Albuterol is a medication that is used to help with problems such as shortness of breath caused by constricted airways. This medication is frequently used for asthma and COPD. It works by opening up the airways to improves the airway to improve airflow. Albuterol is classified as a bronchodilator. The bronchioles in the lungs may become narrow and this is referred to as bronchoconstriction. The constrictions can happen for various reasons. The use of Albuterol opens up the bronchioles allowing it to improve airflow. Albuterol is available for use in the oral form, inhalers and a solution for nebulization. The side effects of albuterol feeling anxious, jittery, hypersensitivity to adrenergic amines, if a person has heart disease, hypertension, seizure disorder, hypothyroidism, the use of albuterol is cautioned.

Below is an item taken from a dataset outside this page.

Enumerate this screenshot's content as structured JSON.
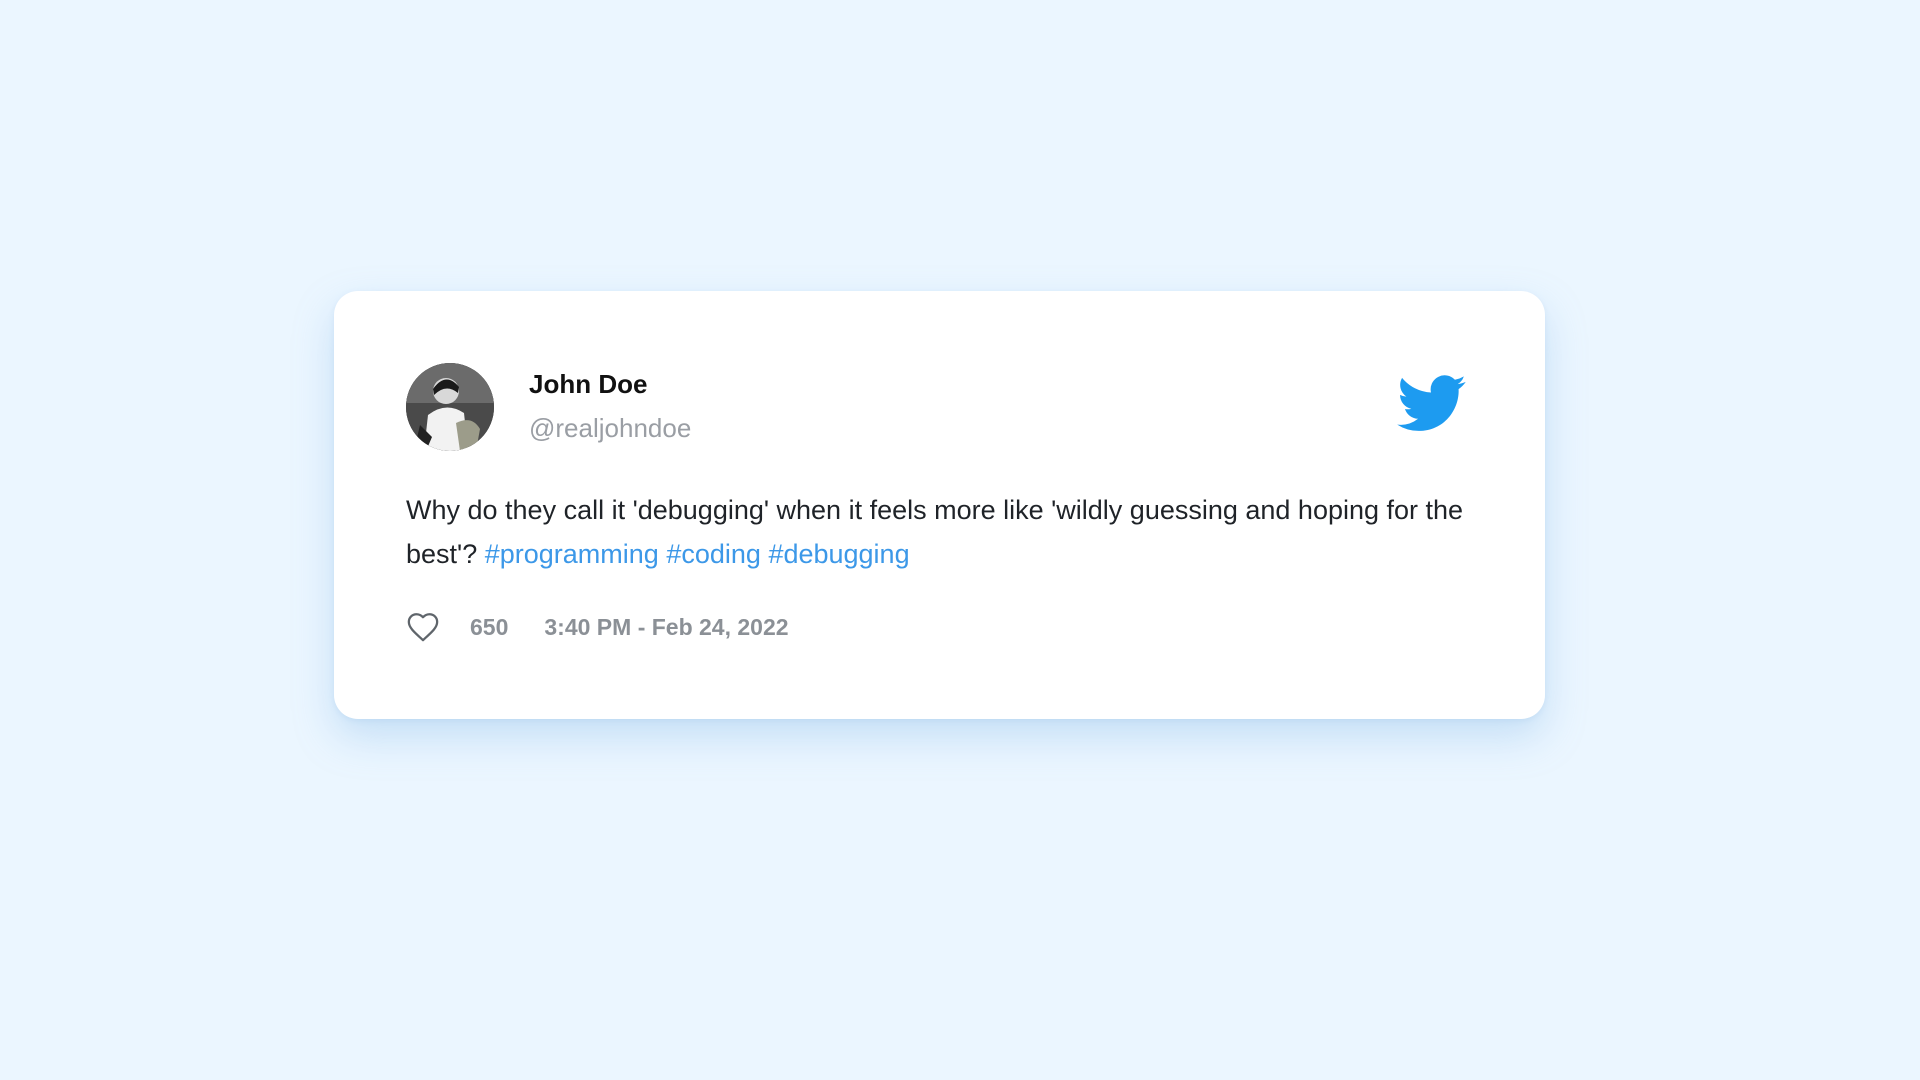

Auscultating lung sounds, obtaining bp, and HR prior to administering and during use of albuterol. If a patient has a productive cough is important to assess the amount, color and consistency of sputum. it is also important to assess for paradoxical bronchospasm. which is the opposite of the intended reaction of albuterol. which instead of relieving bronchoconstriction it increases it.

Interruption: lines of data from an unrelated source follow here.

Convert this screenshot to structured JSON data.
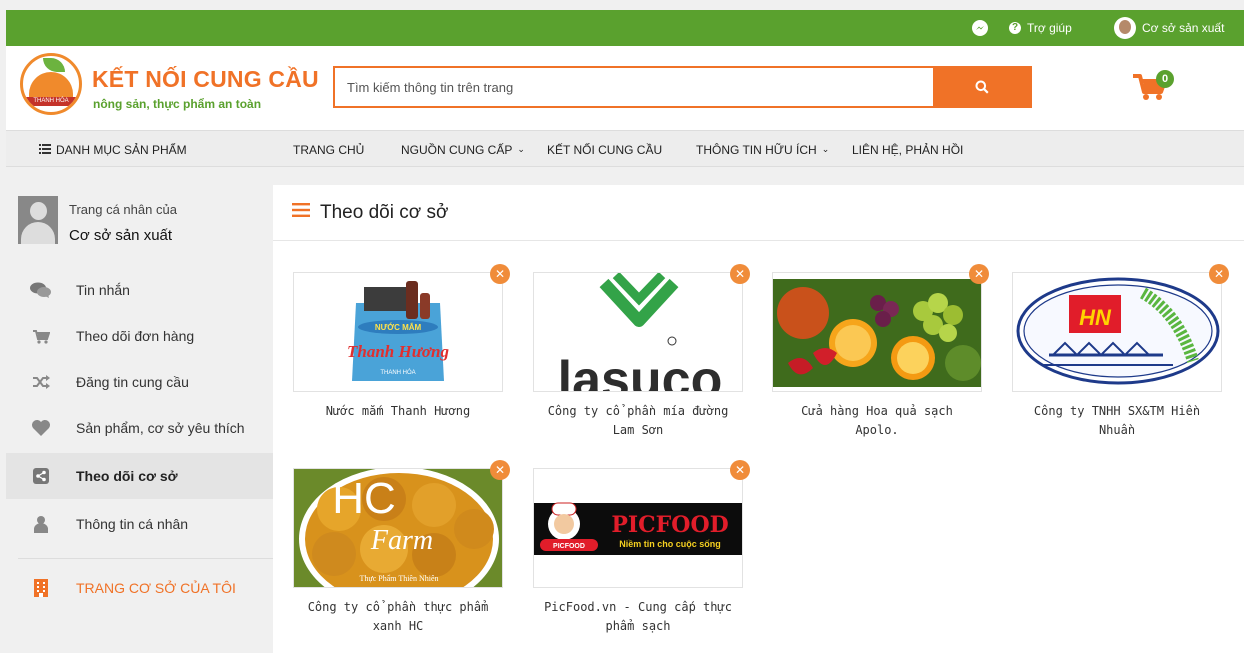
{
  "topbar": {
    "help": "Trợ giúp",
    "account": "Cơ sở sản xuất"
  },
  "logo": {
    "title": "KẾT NỐI CUNG CẦU",
    "subtitle": "nông sản, thực phẩm an toàn",
    "badge": "THANH HÓA"
  },
  "search": {
    "placeholder": "Tìm kiếm thông tin trên trang"
  },
  "cart": {
    "count": "0"
  },
  "nav": {
    "categories": "DANH MỤC SẢN PHẨM",
    "items": [
      "TRANG CHỦ",
      "NGUỒN CUNG CẤP",
      "KẾT NỐI CUNG CẦU",
      "THÔNG TIN HỮU ÍCH",
      "LIÊN HỆ, PHẢN HỒI"
    ]
  },
  "sidebar": {
    "profile_label": "Trang cá nhân của",
    "profile_name": "Cơ sở sản xuất",
    "items": [
      {
        "label": "Tin nhắn",
        "icon": "chat-icon"
      },
      {
        "label": "Theo dõi đơn hàng",
        "icon": "cart-icon"
      },
      {
        "label": "Đăng tin cung cầu",
        "icon": "shuffle-icon"
      },
      {
        "label": "Sản phẩm, cơ sở yêu thích",
        "icon": "heart-icon"
      },
      {
        "label": "Theo dõi cơ sở",
        "icon": "share-icon"
      },
      {
        "label": "Thông tin cá nhân",
        "icon": "user-icon"
      }
    ],
    "my_page": "TRANG CƠ SỞ CỦA TÔI"
  },
  "main": {
    "title": "Theo dõi cơ sở",
    "cards": [
      {
        "name_l1": "Nước mắm Thanh Hương",
        "name_l2": "",
        "image_text": "Thanh Hương"
      },
      {
        "name_l1": "Công ty cổ phần mía đường",
        "name_l2": "Lam Sơn",
        "image_text": "lasuco"
      },
      {
        "name_l1": "Cửa hàng Hoa quả sạch",
        "name_l2": "Apolo.",
        "image_text": ""
      },
      {
        "name_l1": "Công ty TNHH SX&TM Hiền",
        "name_l2": "Nhuần",
        "image_text": "HN"
      },
      {
        "name_l1": "Công ty cổ phần thực phẩm",
        "name_l2": "xanh HC",
        "image_text": "HC"
      },
      {
        "name_l1": "PicFood.vn - Cung cấp thực",
        "name_l2": "phẩm sạch",
        "image_text": "PICFOOD"
      }
    ]
  },
  "colors": {
    "green": "#5aa12e",
    "orange": "#f07227"
  }
}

As. a result the patient will have increase wheezing, difficulty breathing. The nursing assessment should also assess the effectiveness of treatment. Teaching patient the proper use of an inhaler. Overuse can lead to a tolerance and ineffectiveness of the medication. It is important to remind the patient to use as prescribed. Teach the patient that after use of inhalers they must rinse their mouth to prevent oral thrush. It is important to clean the mouthpiece of the inhaler to avoid bacteria growth. if symptoms do not improve it is important to contact the provider.
“You should tell your doctor about all prescription, non-prescription, illegal, recreational, herbal, nutritional, or dietary drugs you’re taking, especially:
1. Beta blockers such as atenolol (Tenormin), labetalol(Normodyne), metoprolol (Lopressor, Toprol XL), nadolol(Corgard), and propranolol (Inderal)
2. Digoxin (Lanoxin)
3. Diuretics (water pills)
4. Epinephrine (EpiPen, Primatene Mist)
5. Other inhaled medications used to relax the air passages such as metaproterenol (Alupent) and levalbuterol (Xopenex)
6. Over-the-counter (OTC) or prescription medicines for colds” (Marks, 2015)
Medications previously mentioned can cancel the effect of each other if taken with Albuterol. According to B-Adrenergic the journal of the American Osteopathic Association “alleviate symptoms of asthma may also cause paradoxical bronchospasm or bronchoconstriction” (Broski & Amundson, 2008)
Broski, DO, MC, S. E., & Amundson, DO, MC, D. E. (2008). Paradoxical Response to Levalbuterol. The Journal of the American Osteopathic Association, 108(4), 2011-2013. Retrieved from http://jaoa.org/article.aspx?articleid=2093662&resultClick=1
Marks, L. (2015, March 3). Albuterol (Proventil) – Side Effects, Dosage, Interactions – Drugs. Retrieved from https://www.everydayhealth.com/drugs/albuterol
Lilley, L., Collins, S., Snyder, J. (2017). Pharmacology and the Nursing Process, 8th Edition.